新しい領域の知識を学ぶということは楽しいことですが、大変なこともありますよね。

私にとって「経営学全般の知識」が、まさにそれにあたります。私は現在経営学部にいますが、元々は教育系であるため、人材育成とか組織開発系のことは知っているものの、経営学全般の知識というのはあまり持っていません。とはいえ、経営学部では「ビジネス」リーダーシップについて教えていることもあり、ここ数年少しずつ経営学全般に関することも勉強しています。

例えば、ビジネスモデルの立て方、マーケティング関連、会計関連、経済学周りなどについて、基本的な書籍を読んで知識を身につけているというかんじです。自分の専門とは異なる分野ではありますが、知らない領域のことを勉強することは楽しく、割と苦労なく本を読み進めています。

ではなぜ新たな領域について学んでいるのにそれほど苦がないのでしょうか。それは自分のいまいる環境は経営学について学びやすい環境にいると思うのです。その理由は大きく3つあります。

1つ目は、「人に教える」必要があるからです。なんでもそうですが、「自分が勉強するだけ(インプットのみ)」の環境だとなかなか勉強が進みません。いまの環境は、経営学に関連することを「人に教えるため」に学んでいるということもあり、学ぶ動機も明確ですし、そのために「深い理解をしないといけない」という環境があります。これによって学びを深められているように思います。

2つ目は、「専門家(研究者)」が近くにいるからです。例えば、マーケティングに関連する知識が必要になった場合は、マーケティングの研究をしている先生の研究室にお邪魔して、どういうふうに考えればよいかを聞きにいきます。そうすると、色々細かく教えてもらえますし、参考文献も教えてもらえます。困ったときにすぐに聞ける人が身近にいるというのはとても贅沢なことです。

3つ目は、「実務家」が近くにいるからです。経営学部では実務で活躍されている方が兼任講師として授業に参加されているため、「実際のビジネスの場面でどう使うのか?」などについてすぐに聞ける環境があります。

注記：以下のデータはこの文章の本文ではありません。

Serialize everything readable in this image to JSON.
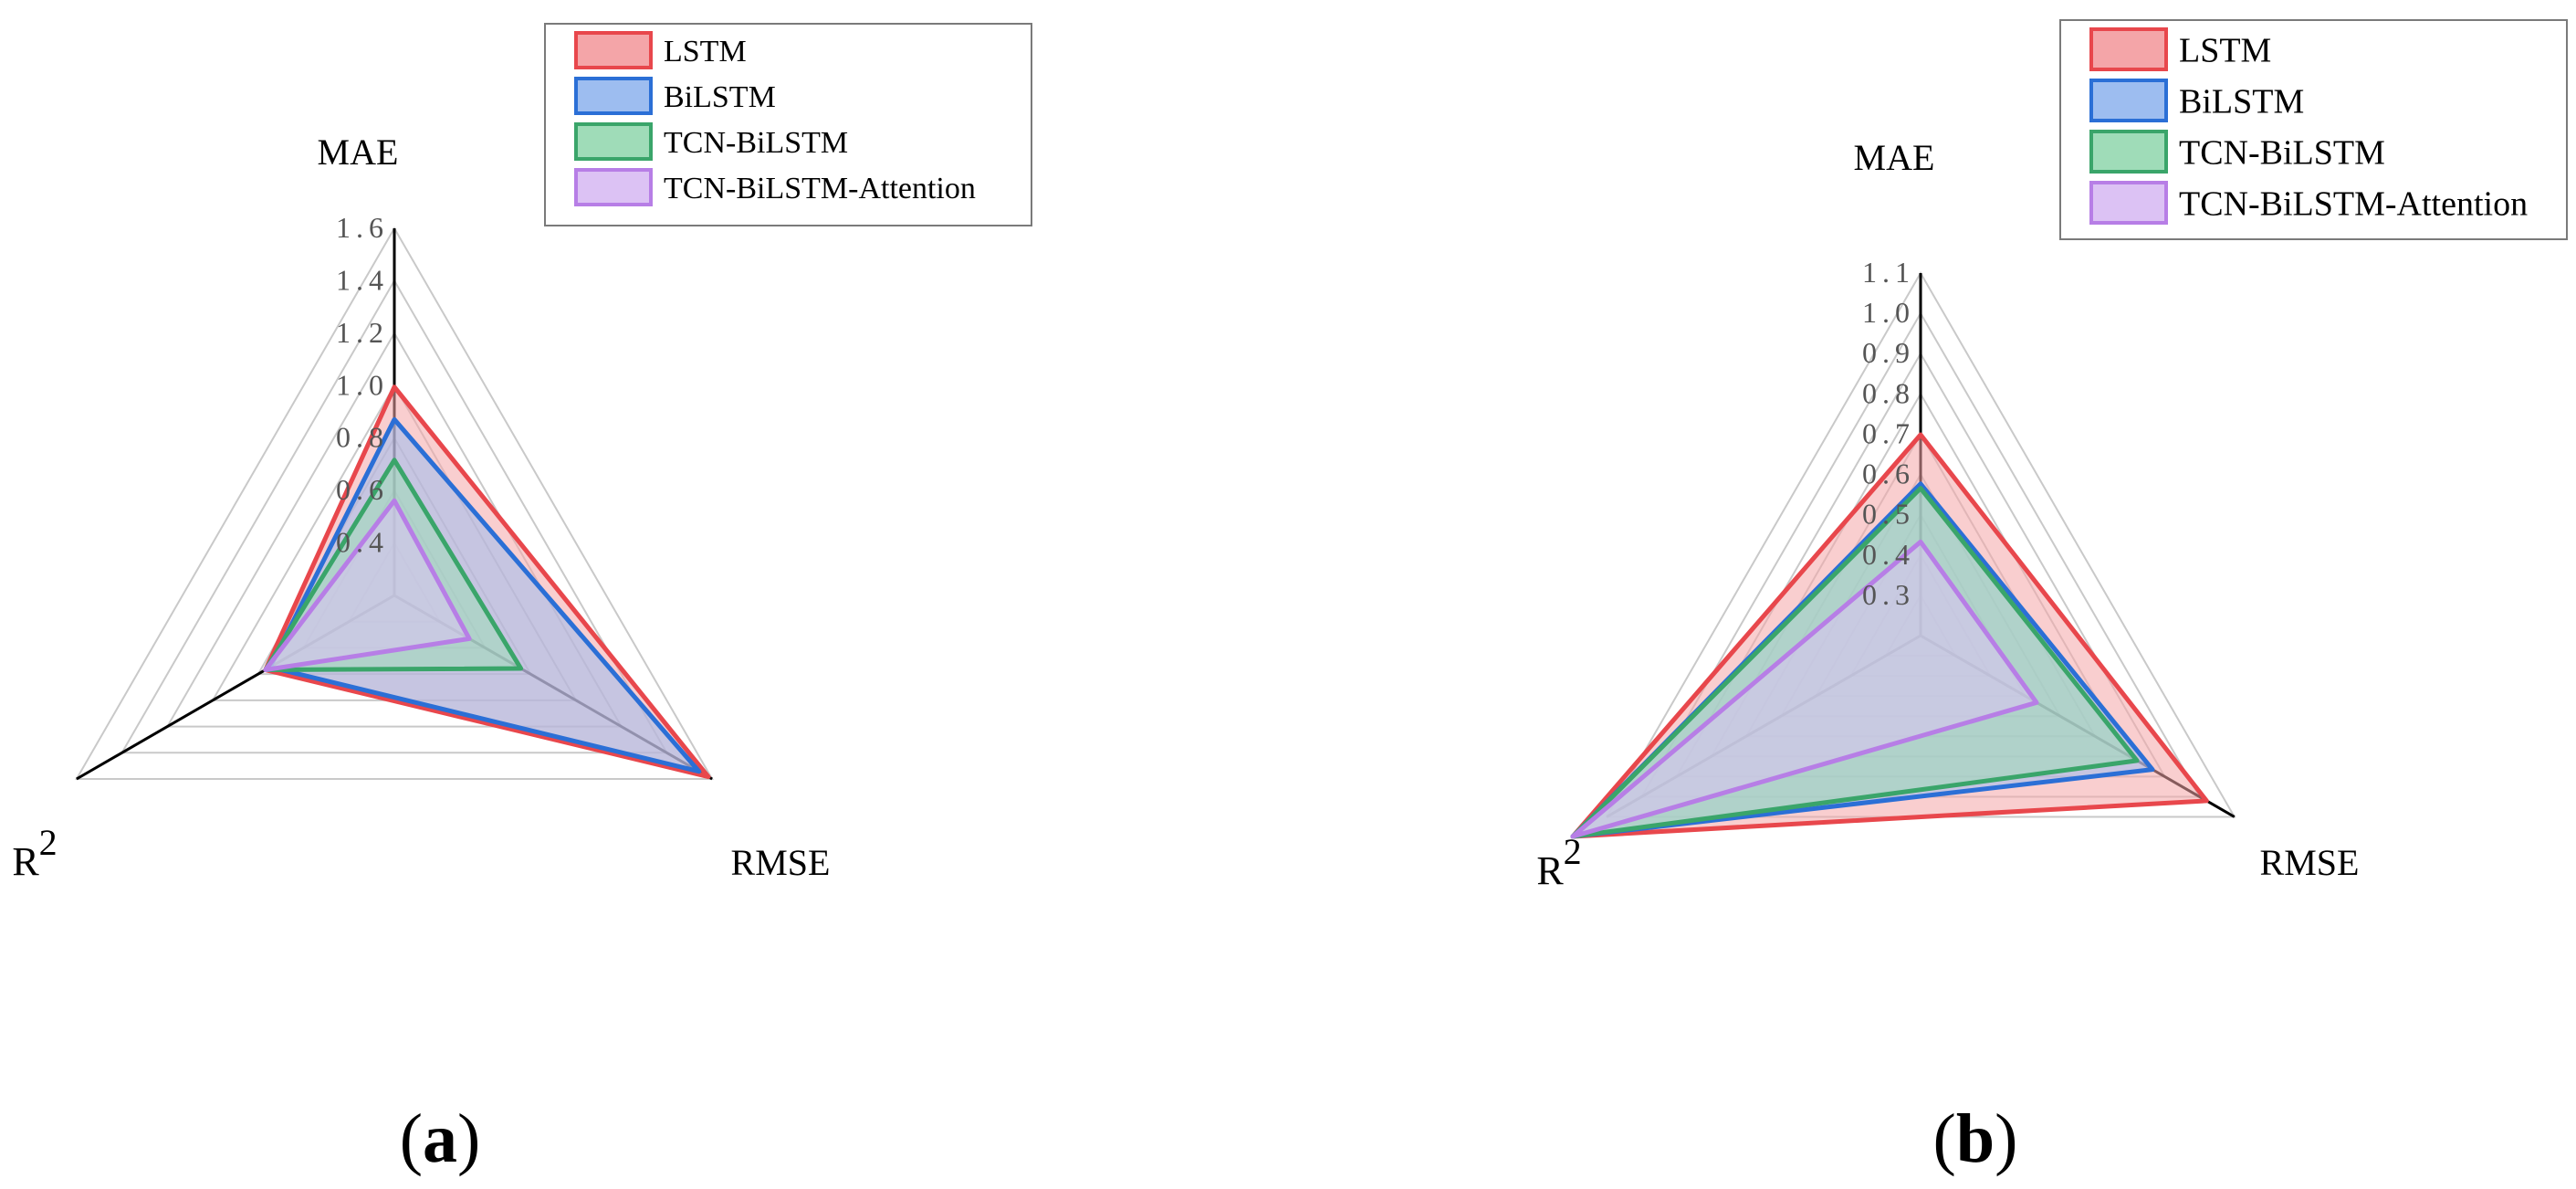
{
  "legend": [
    {
      "name": "LSTM",
      "stroke": "#e8474c",
      "fill": "#f4a5a8"
    },
    {
      "name": "BiLSTM",
      "stroke": "#2b6fd6",
      "fill": "#9dbdf0"
    },
    {
      "name": "TCN-BiLSTM",
      "stroke": "#3aa56a",
      "fill": "#9fdcb8"
    },
    {
      "name": "TCN-BiLSTM-Attention",
      "stroke": "#b77ee6",
      "fill": "#dcc2f4"
    }
  ],
  "panels": [
    {
      "label_open": "(",
      "label_letter": "a",
      "label_close": ")"
    },
    {
      "label_open": "(",
      "label_letter": "b",
      "label_close": ")"
    }
  ],
  "chart_data": [
    {
      "type": "radar",
      "axes": [
        "MAE",
        "RMSE",
        "R2"
      ],
      "axis_display": {
        "MAE": "MAE",
        "RMSE": "RMSE",
        "R2_base": "R",
        "R2_sup": "2"
      },
      "range": [
        0.2,
        1.6
      ],
      "ticks": [
        "0.4",
        "0.6",
        "0.8",
        "1.0",
        "1.2",
        "1.4",
        "1.6"
      ],
      "grid": true,
      "legend_position": "top-right",
      "series": [
        {
          "name": "LSTM",
          "values": {
            "MAE": 0.97,
            "RMSE": 1.54,
            "R2": 0.75
          }
        },
        {
          "name": "BiLSTM",
          "values": {
            "MAE": 0.85,
            "RMSE": 1.5,
            "R2": 0.73
          }
        },
        {
          "name": "TCN-BiLSTM",
          "values": {
            "MAE": 0.7,
            "RMSE": 0.74,
            "R2": 0.75
          }
        },
        {
          "name": "TCN-BiLSTM-Attention",
          "values": {
            "MAE": 0.55,
            "RMSE": 0.52,
            "R2": 0.75
          }
        }
      ]
    },
    {
      "type": "radar",
      "axes": [
        "MAE",
        "RMSE",
        "R2"
      ],
      "axis_display": {
        "MAE": "MAE",
        "RMSE": "RMSE",
        "R2_base": "R",
        "R2_sup": "2"
      },
      "range": [
        0.2,
        1.1
      ],
      "ticks": [
        "0.3",
        "0.4",
        "0.5",
        "0.6",
        "0.7",
        "0.8",
        "0.9",
        "1.0",
        "1.1"
      ],
      "grid": true,
      "legend_position": "top-right",
      "series": [
        {
          "name": "LSTM",
          "values": {
            "MAE": 0.65,
            "RMSE": 0.94,
            "R2": 1.1
          }
        },
        {
          "name": "BiLSTM",
          "values": {
            "MAE": 0.54,
            "RMSE": 0.8,
            "R2": 1.1
          }
        },
        {
          "name": "TCN-BiLSTM",
          "values": {
            "MAE": 0.53,
            "RMSE": 0.76,
            "R2": 1.1
          }
        },
        {
          "name": "TCN-BiLSTM-Attention",
          "values": {
            "MAE": 0.41,
            "RMSE": 0.5,
            "R2": 1.1
          }
        }
      ]
    }
  ]
}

「こういうのって普段はどうしているんですか?」とか「企業の中ではどういうふうに捉えられているのですか?」ということをすぐに聞ける環境にいることはとても大きいと思います。

この3つをもう少しまとめると、以下の5つに整理できると思います。

1.学ぶ目的の明確化
2.学んだ成果の見える化
3.学びのパートナーをつくる
4.情報源を押さえる
5.知識の活用のイメージを持つ

結局よりよく学ぶためには、「学ぶ方法」も大事なのですが、「よりよく学べるような環境」を自分自身のまわりにつくるということも同時に大事になると思います。

上記で挙げた5つのポイントを押さえてみると、新たな領域の知識についても、それほど苦労することなく、楽しく学ぶことができるのではないでしょうか。